Isolation Transformer Control Circuit

This is quite normal. For a circuit with no access, one cannot receive a shock, and the control circuit probably controls contactors. Even if one side is Earthed, does this make the circuit safer? The answer is no, and 2 faults are required to make any risk, even if contact were possible.

davezawadi (David Stone):

This is quite normal. For a circuit with no access, one cannot receive a shock, and the control circuit probably controls contactors. Even if one side is Earthed, does this make the circuit safer? The answer is no, and 2 faults are required to make any risk, even if contact were possible.

Correct regarding protection against electric shock. But it's not just about protection against electric shock, and not always normal for machinery controls.


In general, BS EN 60204-1 control panels would use PELV for controls, to help faults in control wiring to show up ... for safety and business continuity reasons of course. This is due to the fact that for safety, digital control output signals are "sourcing" (switched from the "+" conductor) in negative-earth DC controls, or non-neutral AC conductor. Where, in odd circumstances, positive earthing is used for DC controls, the digital control output signals would be "sinking" (Switched from the "-" conductor) for the same reasons, but this is quite rare.


Unless there's a good reason, PELV should be used in preference to SELV.

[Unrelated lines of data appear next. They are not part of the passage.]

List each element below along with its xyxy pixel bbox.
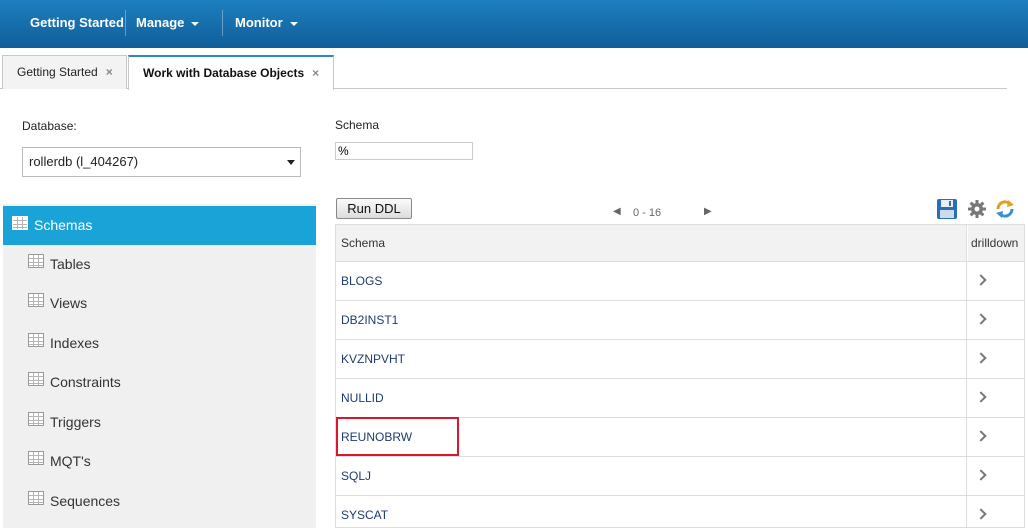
table-row[interactable]: SYSCAT (336, 495, 1024, 527)
sidebar-item-mqts[interactable]: MQT's (3, 442, 316, 481)
schema-cell[interactable]: DB2INST1 (336, 301, 967, 339)
chevron-right-icon (975, 313, 987, 325)
drilldown-button[interactable] (968, 418, 1024, 456)
nav-divider (125, 10, 126, 36)
save-icon[interactable] (936, 198, 958, 220)
grid-icon (28, 451, 44, 465)
grid-icon (28, 254, 44, 268)
close-icon[interactable]: × (106, 65, 113, 79)
gear-icon[interactable] (966, 198, 988, 220)
grid-icon (28, 372, 44, 386)
refresh-icon[interactable] (994, 198, 1016, 220)
sidebar-item-label: Sequences (50, 493, 121, 509)
chevron-down-icon (191, 21, 200, 26)
database-select-value: rollerdb (l_404267) (29, 154, 139, 169)
sidebar-item-schemas[interactable]: Schemas (3, 206, 316, 245)
sidebar-item-views[interactable]: Views (3, 284, 316, 323)
table-row[interactable]: DB2INST1 (336, 300, 1024, 339)
schema-label: Schema (335, 118, 380, 132)
nav-getting-started-label: Getting Started (30, 15, 124, 30)
schema-table: Schema drilldown BLOGS DB2INST1 KVZNPVHT… (335, 224, 1025, 528)
schema-cell[interactable]: BLOGS (336, 262, 967, 300)
table-row[interactable]: BLOGS (336, 261, 1024, 300)
drilldown-button[interactable] (968, 262, 1024, 300)
sidebar-item-label: Schemas (34, 217, 93, 233)
chevron-right-icon (975, 508, 987, 520)
tab-work-with-database-objects[interactable]: Work with Database Objects × (128, 55, 334, 90)
run-ddl-button[interactable]: Run DDL (336, 198, 412, 219)
chevron-down-icon (287, 160, 295, 165)
schema-filter-input[interactable] (335, 142, 473, 160)
pager-range: 0 - 16 (633, 207, 662, 219)
tab-label: Getting Started (17, 65, 98, 79)
schema-cell[interactable]: SYSCAT (336, 496, 967, 527)
schema-cell[interactable]: SQLJ (336, 457, 967, 495)
drilldown-button[interactable] (968, 301, 1024, 339)
grid-icon (28, 412, 44, 426)
nav-manage-menu[interactable]: Manage (136, 0, 200, 48)
chevron-right-icon (975, 352, 987, 364)
sidebar-item-label: Views (50, 295, 88, 311)
chevron-right-icon (975, 469, 987, 481)
schema-cell[interactable]: NULLID (336, 379, 967, 417)
object-type-sidebar: Schemas Tables Views Indexes Constraints… (3, 204, 316, 528)
column-header-drilldown: drilldown (968, 225, 1024, 261)
chevron-down-icon (289, 21, 298, 26)
nav-divider (222, 10, 223, 36)
nav-manage-label: Manage (136, 15, 185, 30)
drilldown-button[interactable] (968, 457, 1024, 495)
grid-icon (28, 293, 44, 307)
grid-icon (12, 216, 28, 230)
table-row[interactable]: NULLID (336, 378, 1024, 417)
nav-monitor-menu[interactable]: Monitor (235, 0, 298, 48)
column-header-schema[interactable]: Schema (336, 225, 967, 261)
sidebar-item-label: Indexes (50, 335, 100, 351)
schema-cell[interactable]: KVZNPVHT (336, 340, 967, 378)
table-row[interactable]: KVZNPVHT (336, 339, 1024, 378)
database-select[interactable]: rollerdb (l_404267) (22, 147, 301, 177)
nav-monitor-label: Monitor (235, 15, 283, 30)
chevron-right-icon (975, 430, 987, 442)
nav-getting-started[interactable]: Getting Started (30, 0, 124, 48)
chevron-right-icon (975, 391, 987, 403)
sidebar-item-label: MQT's (50, 453, 91, 469)
sidebar-item-sequences[interactable]: Sequences (3, 482, 316, 521)
previous-page-icon[interactable]: ◀ (613, 206, 621, 217)
top-navigation-bar: Getting Started Manage Monitor (0, 0, 1028, 48)
grid-icon (28, 333, 44, 347)
database-label: Database: (22, 119, 77, 133)
table-row[interactable]: SQLJ (336, 456, 1024, 495)
sidebar-item-label: Constraints (50, 374, 121, 390)
sidebar-item-label: Triggers (50, 414, 101, 430)
drilldown-button[interactable] (968, 496, 1024, 527)
tab-label: Work with Database Objects (143, 66, 305, 80)
grid-icon (28, 491, 44, 505)
sidebar-item-indexes[interactable]: Indexes (3, 324, 316, 363)
sidebar-item-triggers[interactable]: Triggers (3, 403, 316, 442)
drilldown-button[interactable] (968, 379, 1024, 417)
sidebar-item-label: Tables (50, 256, 91, 272)
table-row[interactable]: REUNOBRW (336, 417, 1024, 456)
schema-cell[interactable]: REUNOBRW (336, 418, 967, 456)
chevron-right-icon (975, 274, 987, 286)
tab-getting-started[interactable]: Getting Started × (2, 55, 127, 89)
next-page-icon[interactable]: ▶ (704, 206, 712, 217)
sidebar-item-tables[interactable]: Tables (3, 245, 316, 284)
close-icon[interactable]: × (312, 66, 319, 80)
drilldown-button[interactable] (968, 340, 1024, 378)
sidebar-item-constraints[interactable]: Constraints (3, 363, 316, 402)
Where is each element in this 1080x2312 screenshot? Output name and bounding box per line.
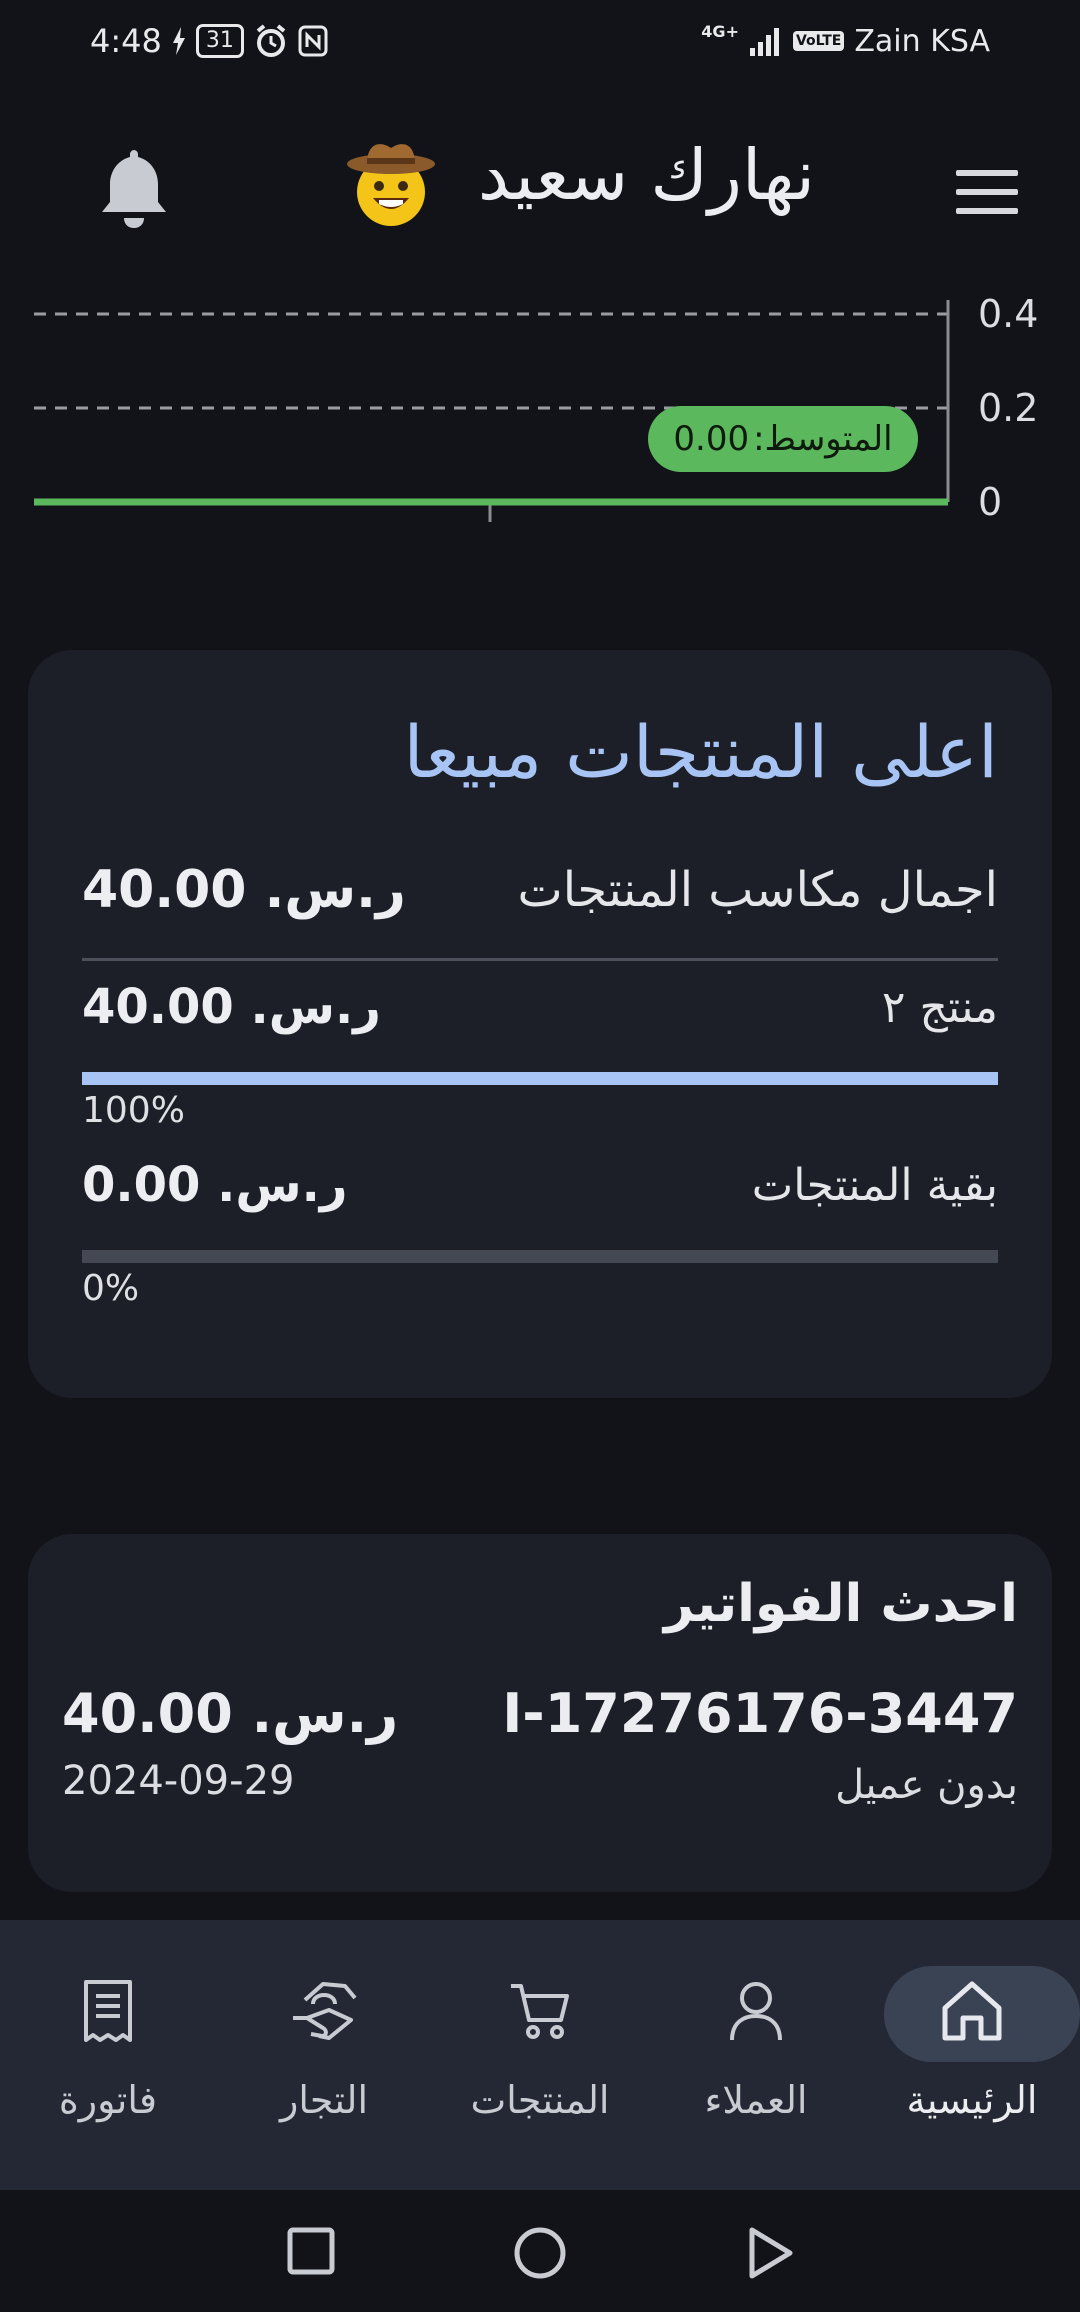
- other-products-percent: 0%: [82, 1268, 140, 1309]
- product-percent: 100%: [82, 1090, 185, 1131]
- product-row[interactable]: ر.س. 40.00 منتج ٢: [82, 972, 998, 1042]
- y-tick-label: 0.4: [978, 292, 1038, 336]
- nav-item-merchants[interactable]: التجار: [216, 1920, 432, 2190]
- nav-item-products[interactable]: المنتجات: [432, 1920, 648, 2190]
- handshake-icon: [289, 1978, 359, 2048]
- invoice-id: I-17276176-3447: [502, 1682, 1018, 1745]
- nav-item-customers[interactable]: العملاء: [648, 1920, 864, 2190]
- y-tick-label: 0: [978, 480, 1002, 524]
- total-earnings-row: ر.س. 40.00 اجمال مكاسب المنتجات: [82, 855, 998, 925]
- status-time: 4:48: [90, 22, 162, 60]
- average-label: المتوسط:: [753, 419, 893, 459]
- chart-canvas: 0.4 0.2 0: [34, 292, 1038, 524]
- status-bar: 4:48 31 4G+ VoLTE Zain KSA: [0, 0, 1080, 82]
- system-navigation-bar: [0, 2190, 1080, 2312]
- total-earnings-label: اجمال مكاسب المنتجات: [517, 862, 998, 918]
- invoice-date: 2024-09-29: [62, 1758, 295, 1804]
- sales-chart: 0.4 0.2 0 المتوسط: 0.00: [0, 290, 1080, 540]
- person-icon: [726, 1978, 786, 2048]
- nav-label-products: المنتجات: [470, 2078, 610, 2122]
- average-badge: المتوسط: 0.00: [648, 406, 918, 472]
- nav-item-invoice[interactable]: فاتورة: [0, 1920, 216, 2190]
- greeting-title: نهارك سعيد: [477, 134, 815, 216]
- app-header: نهارك سعيد: [0, 128, 1080, 248]
- divider: [82, 958, 998, 961]
- nav-label-home: الرئيسية: [906, 2078, 1038, 2122]
- invoice-customer: بدون عميل: [835, 1762, 1018, 1808]
- other-products-name: بقية المنتجات: [751, 1159, 998, 1211]
- chart-grid: [34, 312, 948, 410]
- y-tick-label: 0.2: [978, 386, 1038, 430]
- other-products-row[interactable]: ر.س. 0.00 بقية المنتجات: [82, 1150, 998, 1220]
- status-left: 4:48 31: [90, 22, 328, 60]
- recent-invoices-card: احدث الفواتير I-17276176-3447 ر.س. 40.00…: [28, 1534, 1052, 1892]
- nfc-icon: [298, 25, 328, 57]
- product-amount: ر.س. 40.00: [82, 979, 381, 1035]
- signal-icon: [749, 26, 783, 56]
- other-products-progress-bar: [82, 1250, 998, 1263]
- bell-icon[interactable]: [96, 146, 172, 236]
- home-icon: [939, 1978, 1005, 2048]
- status-right: 4G+ VoLTE Zain KSA: [701, 21, 990, 59]
- nav-item-home[interactable]: الرئيسية: [864, 1920, 1080, 2190]
- volte-badge: VoLTE: [792, 31, 845, 51]
- back-button[interactable]: [746, 2226, 796, 2284]
- receipt-icon: [78, 1978, 138, 2048]
- bottom-navigation: فاتورة التجار المنتجات العملاء الرئيسية: [0, 1920, 1080, 2190]
- other-products-amount: ر.س. 0.00: [82, 1157, 348, 1213]
- invoice-amount: ر.س. 40.00: [62, 1682, 399, 1745]
- top-products-title: اعلى المنتجات مبيعا: [403, 710, 999, 794]
- alarm-icon: [254, 24, 288, 58]
- product-progress-fill: [82, 1072, 998, 1085]
- battery-level: 31: [195, 24, 244, 58]
- hamburger-menu-icon[interactable]: [956, 168, 1018, 220]
- recents-button[interactable]: [286, 2226, 336, 2280]
- cart-icon: [507, 1978, 573, 2048]
- product-progress-bar: [82, 1072, 998, 1085]
- network-type: 4G+: [701, 21, 739, 41]
- home-system-button[interactable]: [513, 2226, 567, 2284]
- recent-invoices-title: احدث الفواتير: [664, 1574, 1018, 1634]
- nav-label-merchants: التجار: [279, 2078, 369, 2122]
- cowboy-face-icon: [345, 138, 437, 234]
- top-products-card: اعلى المنتجات مبيعا ر.س. 40.00 اجمال مكا…: [28, 650, 1052, 1398]
- nav-label-invoice: فاتورة: [58, 2078, 158, 2122]
- average-value: 0.00: [673, 419, 750, 459]
- carrier-name: Zain KSA: [854, 23, 990, 59]
- y-tick-labels: 0.4 0.2 0: [978, 292, 1038, 524]
- product-name: منتج ٢: [881, 981, 998, 1033]
- charging-icon: [172, 27, 186, 55]
- nav-label-customers: العملاء: [704, 2078, 808, 2122]
- total-earnings-amount: ر.س. 40.00: [82, 860, 406, 920]
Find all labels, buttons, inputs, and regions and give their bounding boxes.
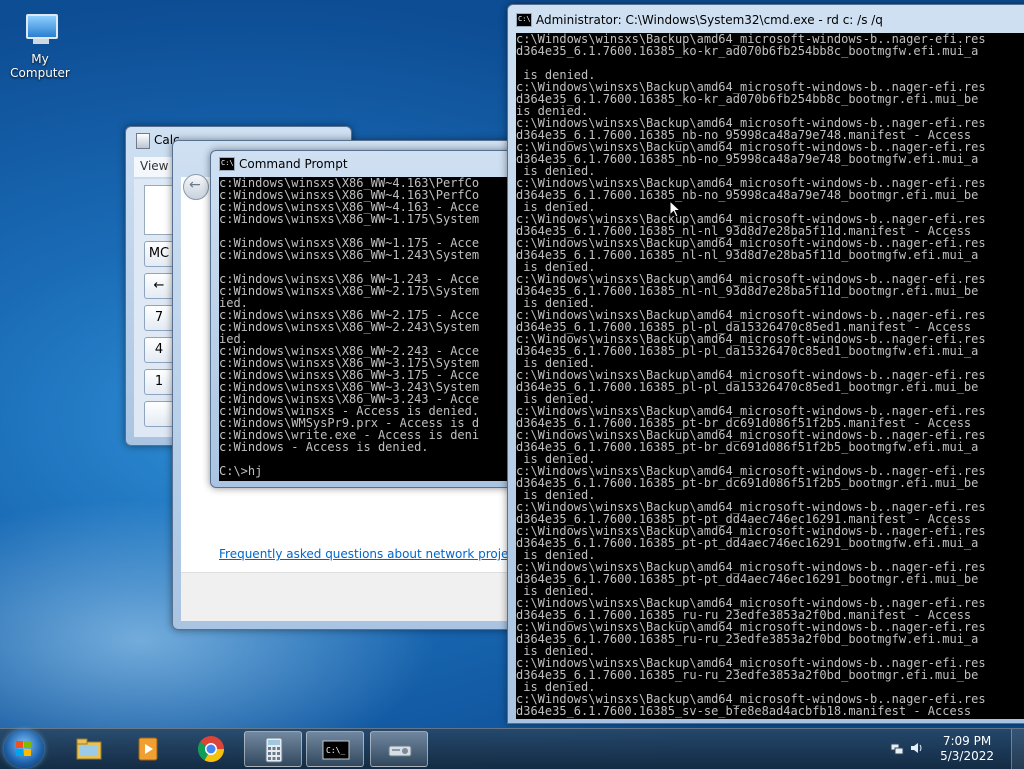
system-tray: 7:09 PM 5/3/2022 bbox=[884, 729, 1024, 769]
console-line: d364e35_6.1.7600.16385_ko-kr_ad070b6fb25… bbox=[516, 92, 979, 106]
taskbar-network-projector[interactable] bbox=[370, 731, 428, 767]
cmd-titlebar[interactable]: Command Prompt bbox=[211, 151, 519, 177]
clock[interactable]: 7:09 PM 5/3/2022 bbox=[940, 734, 994, 764]
cmd-title: Command Prompt bbox=[239, 157, 348, 171]
console-line: c:Windows\winsxs\X86_WW~2.175\System bbox=[219, 284, 480, 298]
key-1[interactable]: 1 bbox=[144, 369, 174, 395]
console-line: c:Windows\winsxs\X86_WW~1.243\System bbox=[219, 248, 480, 262]
projector-footer bbox=[181, 572, 513, 621]
console-line: c:Windows\winsxs\X86_WW~1.175\System bbox=[219, 212, 480, 226]
clock-time: 7:09 PM bbox=[942, 734, 992, 748]
chrome-icon bbox=[197, 736, 225, 763]
cmd-icon bbox=[516, 13, 532, 27]
mouse-cursor-icon bbox=[669, 200, 681, 218]
admin-cmd-window[interactable]: Administrator: C:\Windows\System32\cmd.e… bbox=[507, 4, 1024, 724]
faq-link[interactable]: Frequently asked questions about network… bbox=[219, 547, 538, 561]
desktop-icon-label: My Computer bbox=[10, 52, 70, 80]
console-line: d364e35_6.1.7600.16385_ko-kr_ad070b6fb25… bbox=[516, 44, 979, 58]
key-4[interactable]: 4 bbox=[144, 337, 174, 363]
key-backspace[interactable]: ← bbox=[144, 273, 174, 299]
network-projector-icon bbox=[388, 745, 412, 757]
menu-view[interactable]: View bbox=[140, 159, 168, 173]
cmd-console[interactable]: c:Windows\winsxs\X86_WW~4.163\PerfCo c:Wi… bbox=[219, 177, 519, 481]
network-icon[interactable] bbox=[890, 741, 904, 755]
key-7[interactable]: 7 bbox=[144, 305, 174, 331]
back-arrow-icon[interactable] bbox=[183, 174, 209, 200]
calculator-icon bbox=[136, 133, 150, 149]
show-desktop-button[interactable] bbox=[1011, 729, 1024, 769]
start-button[interactable] bbox=[4, 730, 44, 768]
console-line: C:\>hj bbox=[219, 464, 263, 478]
key-mc[interactable]: MC bbox=[144, 241, 174, 267]
taskbar-chrome[interactable] bbox=[182, 731, 240, 767]
svg-text:C:\_: C:\_ bbox=[326, 746, 345, 755]
command-prompt-window[interactable]: Command Prompt c:Windows\winsxs\X86_WW~4… bbox=[210, 150, 520, 488]
console-line: d364e35_6.1.7600.16385_sv-se_bfe8e8ad4ac… bbox=[516, 704, 972, 718]
taskbar-explorer[interactable] bbox=[60, 731, 118, 767]
cmd-icon bbox=[219, 157, 235, 171]
clock-date: 5/3/2022 bbox=[940, 749, 994, 763]
admin-cmd-titlebar[interactable]: Administrator: C:\Windows\System32\cmd.e… bbox=[508, 5, 1024, 31]
console-line: c:Windows - Access is denied. bbox=[219, 440, 429, 454]
admin-cmd-console[interactable]: c:\Windows\winsxs\Backup\amd64_microsoft… bbox=[516, 33, 1024, 719]
taskbar-command-prompt[interactable]: C:\_ bbox=[306, 731, 364, 767]
windows-logo-icon bbox=[16, 741, 32, 757]
command-prompt-icon: C:\_ bbox=[322, 740, 350, 760]
calculator-icon bbox=[265, 737, 283, 763]
console-line: c:Windows\winsxs\X86_WW~2.243\System bbox=[219, 320, 480, 334]
taskbar: C:\_ 7:09 PM 5/3/2022 bbox=[0, 728, 1024, 769]
key-0[interactable] bbox=[144, 401, 174, 427]
media-player-icon bbox=[138, 737, 158, 761]
computer-icon bbox=[20, 10, 60, 50]
admin-cmd-title: Administrator: C:\Windows\System32\cmd.e… bbox=[536, 13, 883, 27]
desktop-icon-my-computer[interactable]: My Computer bbox=[2, 10, 78, 80]
volume-icon[interactable] bbox=[910, 741, 924, 755]
taskbar-calculator[interactable] bbox=[244, 731, 302, 767]
taskbar-media-player[interactable] bbox=[120, 731, 178, 767]
windows-explorer-icon bbox=[76, 738, 102, 760]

Clause 6.1 of BS EN 60204-1 clearly says this (my highlight):

6.1 General

The electrical equipment shall provide protection of persons against electric shock by:

– basic protection (see 6.2 and 6.4), and;

– fault protection (see 6.3 and 6.4).

The measures for protection given in 6.2, 6.3, and, for PELV, in 6.4, are a selection from

IEC 60364-4-41. Where those measures are not practicable, for example due to the physical

or operational conditions, other measures from IEC 60364-4-41 may be used (e.g. SELV).

So, I'm not saying SELV is definitely wrong in this case (SELV is necessarily used for some physical communications circuits, such as Ethernet, for example, which are used for control). However, it depends on whether PELV was practicable for the particular circuit or application, and more importantly whether there would be a controls safety issue if a fault in the control wiring were not detected ... the understanding the OP has, that PELV is normally used for controls in machinery, is 100 % correct.

Thank you for your detailed response, this clarifies my initial assumptions based on what I had found which is good to know I was on the correct track as I was not 100% certain. 


I also had a read through BS EN 60204 this morning and found further guidence on control supplies in particular Section 9.4.3 Protection against maloperation due to earth faults, voltage interruptions and

loss of circuit continuity which goes further into detail.  


Just in my opinion, but I always feel slightly uneasy seeing anything above extra-low voltage for control circuits especially where there are several touch points i.e. controls, actuators etc  and the environment requires addtional measures to prevent electric shock. With todays technology, extra-low voltages i.e. 24VDC can easily be utilised even for larger applications with power contactors etc. 


This installation is >40 years and the Iso Transformer is only a recent modification, in an ideal world I would rather see they utilise extra low voltage but that will require a substantial financial investment to upgrade.


Thank you all for your help.

Apologies, I mis-interpreted isolating transformer being 1:1.


Again for the same reasons the system is usually earthed, as you will have noted. Controls and interlocks may be mains voltage, but usually PELV is used for safety in testing, fault finding and maintenance.

Just in my opinion, but I always feel slightly uneasy seeing anything above extra-low voltage for control circuits especially where there are several touch points i.e. controls, actuators etc and the environment requires addtional measures to prevent electric shock.

From purely a shock perspective an unearthed secondary isn't that bad at all - as the first fault rather than making some exposed-conductive-part live merely degrades the system to a kind of TN arrangement (just as if you'd installed a N-PE link in the first place) - it then takes a second fault, on the other pole, to create a voltage difference between two different exposed-conductive-parts and as long as those parts are both earthed (or just bonded together) you then get a short and the overcurrent protective devices will usually provide ADS. Such separated or IT arrangements are actually preferred for some safety critical systems where not failing on first fault is an advantage - although an insulation monitor to warn of the presence of a first fault is preferable.


  - Andy.

The sort of 'insulation monitor' for a 40 year old system may be as simple as two lamps in series with the centre grounded. A single fault extinguishes one lamp, and the other comes on bright, but you can continue to keep the power on long enough to bring the machines to a safe state.

The 2 lamps technique used to be common on London underground, small ships with DC mains, and specialist things like cranes with DC motors.

Actually the modern all electronic monitor is not much different - replace the lamps with opto-couplers and ballast resistors, and drive some alarm electronics.

Yes, as Mike says there are cases where to simply remove the power on first fault could also be dangerous - for example, equipment keeping a patient alive, hence medical IT systems.